The Globalization Free Choice course is designed as a platform for the co-evaluation of the diverse metropolitan responses to the Global City model and its associated metropolisation spatial model. Running since 2000, this course has been followed by more than 360 students, many from rapidly developing countries, cities, and regions (e.g. Beijing, Jakarta, New Delhi, Mexico City, Sao Paulo, Santiago, Buenos Aires, Shenzhen, and Hong Kong in 2019 alone). The case studies are deﬁned by complex conditions, such as sectoral planning, large socio-economic asymmetries, and environmental decay.

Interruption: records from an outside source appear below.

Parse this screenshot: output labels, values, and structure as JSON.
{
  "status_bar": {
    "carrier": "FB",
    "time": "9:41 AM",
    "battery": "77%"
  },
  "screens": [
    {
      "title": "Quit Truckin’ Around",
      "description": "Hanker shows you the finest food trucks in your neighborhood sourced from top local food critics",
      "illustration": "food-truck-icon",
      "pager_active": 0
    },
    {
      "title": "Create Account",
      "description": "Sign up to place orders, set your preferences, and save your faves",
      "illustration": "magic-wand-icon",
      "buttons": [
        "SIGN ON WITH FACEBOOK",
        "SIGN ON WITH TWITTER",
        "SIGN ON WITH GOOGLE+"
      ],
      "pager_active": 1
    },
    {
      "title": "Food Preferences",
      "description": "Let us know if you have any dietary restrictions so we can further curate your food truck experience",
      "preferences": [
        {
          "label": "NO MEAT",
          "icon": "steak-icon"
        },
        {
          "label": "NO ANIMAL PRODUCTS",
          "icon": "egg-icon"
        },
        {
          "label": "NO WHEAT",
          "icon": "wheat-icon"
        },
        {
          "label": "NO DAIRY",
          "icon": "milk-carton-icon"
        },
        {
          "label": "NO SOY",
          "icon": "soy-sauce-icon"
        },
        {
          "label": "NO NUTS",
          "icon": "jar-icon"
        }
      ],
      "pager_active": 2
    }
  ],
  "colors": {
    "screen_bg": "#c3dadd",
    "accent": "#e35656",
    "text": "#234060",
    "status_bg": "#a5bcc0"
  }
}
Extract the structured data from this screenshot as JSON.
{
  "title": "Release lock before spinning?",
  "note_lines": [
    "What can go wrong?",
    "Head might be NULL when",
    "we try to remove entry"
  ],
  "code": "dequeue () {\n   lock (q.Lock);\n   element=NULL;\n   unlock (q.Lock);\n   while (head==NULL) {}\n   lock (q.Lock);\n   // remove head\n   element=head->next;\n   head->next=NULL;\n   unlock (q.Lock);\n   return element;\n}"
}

The course is based on an evolutionary bi-directional knowledge transfer, where the students form groups to evaluate the metropolitan challenges of the selected region. This evaluation is later presented to key regional actors and researchers in the selected location, so as to co-evaluate the process. This opens up a plethora of diverse local questions for models of metropolisation, revealing local particularities that are further considered by the students so as to propose a series of new in situ development opportunities to counteract the main negative externalities on social, economic, and environmental systems. This leads to the second round of co-evaluation where the scale is elevated to the municipal level. Proposals are then presented and discussed with key municipal actors, including territorial managers and inhabitants. The students then develop a planning and design framework to counteract negative local conditions and re-deﬁne the metropolitan model. The ﬁnal presentation is then translated into local languages for its ﬁnal review by selected interest-ed actors.
This methodology facilitates desk-based analysis and highlights clear ways of redeﬁning this through the active inclusion of local stakeholders, facilitating an understanding of local planning frameworks, its main scopes, and its diverse perceptions, which validates this analysis and guides it toward more diverse, operational, and locally speciﬁc design and planning proposals.